Hay que ser muy lúcido para asumir con una sonrisa que la vida siempre es un fracaso. Por muy larga y creativa que sea, como lo fue la de Andrea Camilleri (1925-2019), siempre acaba con la muerte. Riccardino es el sorprendente testamento con el que el escritor siciliano, después de treinta novelas, decide liquidar a su gran personaje, el comisario Montalbano. La escribió con ochenta años, catorce antes de morir, por lo que no pudo evitar que, a lo largo de esa prórroga vital, su personaje, siguiendo el modelo pirandelliano, se le impusiera y tuviera que escribir unos cuantos relatos más. Sin embargo, Camilleri se cuidó muy mucho de retrasar la publicación de Riccardino hasta el fin de sus días. Tal como había previsto, éste tenía que ser el último Montalbano, su legado literario. Lo acaba de publicar en castellano Salamandra.

La adaptación televisiva de las novelas protagonizadas por Salvo Montalbano fue, durante décadas, un éxito morrocotudo en Italia. En España, pasó sin pena ni gloria su estreno en La 2. Hasta que, sorpresivamente, en su reposición este año, ha cosechado un éxito sin precedentes en la historia de la cadena. En Riccardino, el Montalbano novelesco se pelea no sólo con el autor, que le importuna por teléfono o por fax, sino que indignado, también se enfrenta a la imagen que la serie televisiva ha creado de él mismo.
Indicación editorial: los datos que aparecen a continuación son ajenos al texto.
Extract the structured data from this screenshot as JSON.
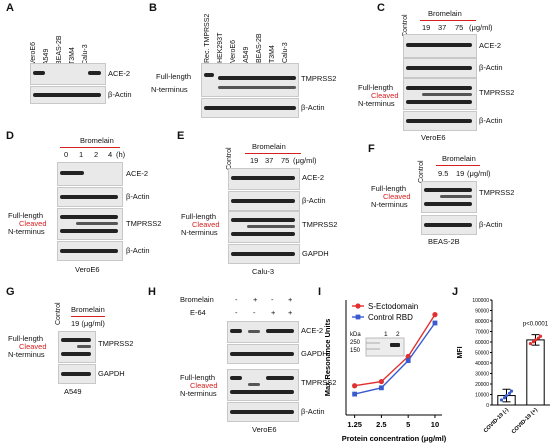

Como es bien sabido, Andrea Camilleri bautizó a su comisario como Montalbano, en homenaje a Manuel Vázquez Montalbán, auténtico padre fundador de la novela negra mediterránea. Una onda literaria que va de la Barcelona de Pepe Carvallo, a la Atenas del comisario Jaritos (Petros Markaris), pasando por la Marsella del exinspector Montale (Jean-Claude Izzo) y la Sicilia del propio Montalbano. Cuatro personajes en los que confluye la lucidez de la mirada descreída, la profunda desconfianza del poder, la solidaria benevolencia hacia las clases populares y la pasión por los placeres de la buena mesa.

Camilleri cierra su ciclo dejándonos a un Montalbano que se las tiene que ver con un obispo que lleva en el ADN la memoria de la Santa Inquisición. Un Montalbano que sabe que los curas nunca dicen nada carente de significado. A los que nunca les puedes decir que estás a su disposición porque te joden vivo. Y que, según su naturaleza sacerdotal, piensan como avanzan los cangrejos, de lado. Miembros de una iglesia que desde hace siglos dirige Italia, toleran a la Mafia en connivencia con los políticos católicos, aquí representados por un subsecretario de justicia apellidado Saccomanno, que en italiano significa algo así como un saqueador. Un Montalbano que nota en la boca el regusto amargo de la mantequilla y del pescado podrido, el sabor de la derrota.